In die verbliebenen Filialen wird investiert

Kosten müssten verringert werden, sagte Barth. Dies geschehe durch Personalabbau, indem freie Stellen nicht mehr besetzt werden. Man werde sich künftig auf gut erreichbare Standorte mit sehr gut ausgestatteten Filialen und einem breiten Angebot konzentrieren. Mehr als 1,2 Millionen Euro sollen investiert werden. Mit sieben Filialen deckt die Volksbank Freiburg die weitläufige Region ab. Die persönliche Beratung soll durch die Digitalisierung weiter optimiert werden.
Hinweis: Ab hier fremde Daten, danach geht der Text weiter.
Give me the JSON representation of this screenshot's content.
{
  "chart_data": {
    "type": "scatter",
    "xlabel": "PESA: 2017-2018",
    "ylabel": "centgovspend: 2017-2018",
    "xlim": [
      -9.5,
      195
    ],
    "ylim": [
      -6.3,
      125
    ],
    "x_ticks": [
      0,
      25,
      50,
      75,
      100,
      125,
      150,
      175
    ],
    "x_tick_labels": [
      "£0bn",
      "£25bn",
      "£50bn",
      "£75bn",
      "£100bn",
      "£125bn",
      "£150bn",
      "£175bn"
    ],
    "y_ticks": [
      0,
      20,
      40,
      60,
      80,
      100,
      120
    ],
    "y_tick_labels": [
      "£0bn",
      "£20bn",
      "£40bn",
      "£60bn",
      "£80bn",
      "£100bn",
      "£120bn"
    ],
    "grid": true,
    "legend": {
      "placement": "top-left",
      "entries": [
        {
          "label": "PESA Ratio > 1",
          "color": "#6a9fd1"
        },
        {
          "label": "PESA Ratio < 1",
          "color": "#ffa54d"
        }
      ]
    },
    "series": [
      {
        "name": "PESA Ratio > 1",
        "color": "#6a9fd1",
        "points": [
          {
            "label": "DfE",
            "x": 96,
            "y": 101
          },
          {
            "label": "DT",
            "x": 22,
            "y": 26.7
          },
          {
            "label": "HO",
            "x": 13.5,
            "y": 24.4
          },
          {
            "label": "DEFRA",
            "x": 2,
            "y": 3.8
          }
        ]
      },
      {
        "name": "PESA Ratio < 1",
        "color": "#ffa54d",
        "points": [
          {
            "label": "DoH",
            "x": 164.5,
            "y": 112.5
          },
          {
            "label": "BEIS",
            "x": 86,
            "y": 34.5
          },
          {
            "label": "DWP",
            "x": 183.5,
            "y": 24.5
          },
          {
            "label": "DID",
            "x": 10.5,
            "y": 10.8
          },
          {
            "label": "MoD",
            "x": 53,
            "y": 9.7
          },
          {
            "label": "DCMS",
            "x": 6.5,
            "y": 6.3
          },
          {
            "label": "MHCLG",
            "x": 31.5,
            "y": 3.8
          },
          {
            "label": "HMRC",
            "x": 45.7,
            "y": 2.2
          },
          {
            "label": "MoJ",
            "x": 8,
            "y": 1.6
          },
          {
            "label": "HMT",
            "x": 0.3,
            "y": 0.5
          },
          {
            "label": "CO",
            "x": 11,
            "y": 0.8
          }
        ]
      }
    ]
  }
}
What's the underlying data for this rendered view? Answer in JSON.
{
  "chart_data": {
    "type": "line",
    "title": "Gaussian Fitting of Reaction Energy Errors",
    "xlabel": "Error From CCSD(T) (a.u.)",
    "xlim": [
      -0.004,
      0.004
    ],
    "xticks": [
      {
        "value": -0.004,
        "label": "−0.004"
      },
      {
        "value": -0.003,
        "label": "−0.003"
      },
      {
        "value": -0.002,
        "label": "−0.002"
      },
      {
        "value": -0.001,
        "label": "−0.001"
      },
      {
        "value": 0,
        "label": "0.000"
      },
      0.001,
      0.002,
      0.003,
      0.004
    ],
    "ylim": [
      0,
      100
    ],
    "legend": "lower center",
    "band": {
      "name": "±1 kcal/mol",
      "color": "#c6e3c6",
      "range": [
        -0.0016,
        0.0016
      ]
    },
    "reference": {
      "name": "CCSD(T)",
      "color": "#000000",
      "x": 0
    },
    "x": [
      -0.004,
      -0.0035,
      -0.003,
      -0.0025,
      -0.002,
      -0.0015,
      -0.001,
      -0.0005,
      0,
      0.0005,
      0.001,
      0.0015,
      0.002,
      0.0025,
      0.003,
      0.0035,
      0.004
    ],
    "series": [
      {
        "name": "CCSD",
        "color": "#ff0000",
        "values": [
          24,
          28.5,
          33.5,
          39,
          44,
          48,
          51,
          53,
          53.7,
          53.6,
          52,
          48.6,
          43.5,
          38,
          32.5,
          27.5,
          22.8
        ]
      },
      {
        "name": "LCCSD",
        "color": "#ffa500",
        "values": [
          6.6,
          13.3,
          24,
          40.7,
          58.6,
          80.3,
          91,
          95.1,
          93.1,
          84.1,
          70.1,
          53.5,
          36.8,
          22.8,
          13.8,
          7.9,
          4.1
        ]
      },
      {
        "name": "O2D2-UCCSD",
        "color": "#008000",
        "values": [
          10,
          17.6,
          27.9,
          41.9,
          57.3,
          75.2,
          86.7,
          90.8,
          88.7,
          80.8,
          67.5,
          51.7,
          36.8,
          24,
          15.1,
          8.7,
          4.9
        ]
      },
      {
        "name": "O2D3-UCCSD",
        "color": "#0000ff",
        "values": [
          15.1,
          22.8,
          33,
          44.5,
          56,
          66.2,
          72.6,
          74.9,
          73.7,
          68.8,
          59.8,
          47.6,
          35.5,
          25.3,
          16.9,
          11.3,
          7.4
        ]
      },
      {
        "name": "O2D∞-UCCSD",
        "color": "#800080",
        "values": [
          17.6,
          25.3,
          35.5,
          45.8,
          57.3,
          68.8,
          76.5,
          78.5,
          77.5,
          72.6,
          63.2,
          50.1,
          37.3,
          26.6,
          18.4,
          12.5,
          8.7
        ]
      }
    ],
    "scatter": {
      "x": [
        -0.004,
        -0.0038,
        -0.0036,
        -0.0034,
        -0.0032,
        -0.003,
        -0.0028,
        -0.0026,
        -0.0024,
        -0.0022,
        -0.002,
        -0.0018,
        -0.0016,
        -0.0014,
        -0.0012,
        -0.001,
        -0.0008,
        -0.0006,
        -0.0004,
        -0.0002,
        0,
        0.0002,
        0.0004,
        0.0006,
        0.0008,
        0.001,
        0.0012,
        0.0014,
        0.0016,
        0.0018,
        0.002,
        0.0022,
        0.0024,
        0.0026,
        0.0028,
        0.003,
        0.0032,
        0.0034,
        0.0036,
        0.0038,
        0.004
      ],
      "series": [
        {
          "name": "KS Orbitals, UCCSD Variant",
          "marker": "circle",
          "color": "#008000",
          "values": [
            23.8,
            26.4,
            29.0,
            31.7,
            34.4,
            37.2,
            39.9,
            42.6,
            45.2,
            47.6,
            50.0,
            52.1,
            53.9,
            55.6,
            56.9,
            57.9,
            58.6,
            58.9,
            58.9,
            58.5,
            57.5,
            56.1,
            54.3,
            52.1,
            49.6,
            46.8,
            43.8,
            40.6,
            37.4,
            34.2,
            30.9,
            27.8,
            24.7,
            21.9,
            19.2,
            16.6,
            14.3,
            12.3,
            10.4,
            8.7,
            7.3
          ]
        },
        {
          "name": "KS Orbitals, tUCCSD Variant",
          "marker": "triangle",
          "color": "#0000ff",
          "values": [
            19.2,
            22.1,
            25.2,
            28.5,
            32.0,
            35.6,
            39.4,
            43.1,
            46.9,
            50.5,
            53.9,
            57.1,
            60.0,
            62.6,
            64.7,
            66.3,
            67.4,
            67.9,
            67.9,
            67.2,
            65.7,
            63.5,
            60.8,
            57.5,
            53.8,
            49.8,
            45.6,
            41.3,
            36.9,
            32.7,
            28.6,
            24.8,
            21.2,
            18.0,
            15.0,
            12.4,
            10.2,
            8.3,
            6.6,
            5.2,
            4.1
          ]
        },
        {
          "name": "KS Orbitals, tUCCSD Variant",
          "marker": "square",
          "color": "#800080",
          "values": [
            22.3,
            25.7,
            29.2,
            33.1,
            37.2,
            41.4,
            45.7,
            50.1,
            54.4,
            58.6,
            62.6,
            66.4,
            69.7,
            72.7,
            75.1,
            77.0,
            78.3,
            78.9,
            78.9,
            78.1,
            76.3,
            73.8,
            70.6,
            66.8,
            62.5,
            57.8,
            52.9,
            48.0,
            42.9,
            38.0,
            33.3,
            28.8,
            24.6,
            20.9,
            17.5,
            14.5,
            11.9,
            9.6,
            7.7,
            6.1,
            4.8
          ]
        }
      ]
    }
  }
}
2017 ging ein Auftragsvolumen von rund 2,5 Millionen Euro an das regionale Handwerk. Das Wachstum im Vergleich zum Vorjahr 2016 liegt vor allem im Volksbankareal begründet. Für Herbst ist die Grundsteinlegung geplant, für 2021 der Bezug vorgesehen.

Erwähnt wurde, dass die Volksbank im vergangenen Geschäftsjahr Vereine und Einrichtungen in einer Größenordnung von rund 470 000 Euro finanziell unterstützt hat. Die Volksbank Freiburg gehört nach eigenen Angaben heute mit 138 360 Kunden, 44 230 Mitgliedern und einer Bilanzsumme von mehr als drei Milliarden Euro zu den größten genossenschaftlichen Banken in Deutschland.

Bürgermeister Manfred Kreutz als Gastgeber nutzte die Gelegenheit und dankte der Volksbank für die finanzielle Unterstützung des Jubiläums zum 900-jährigen Bestehen St. Märgens.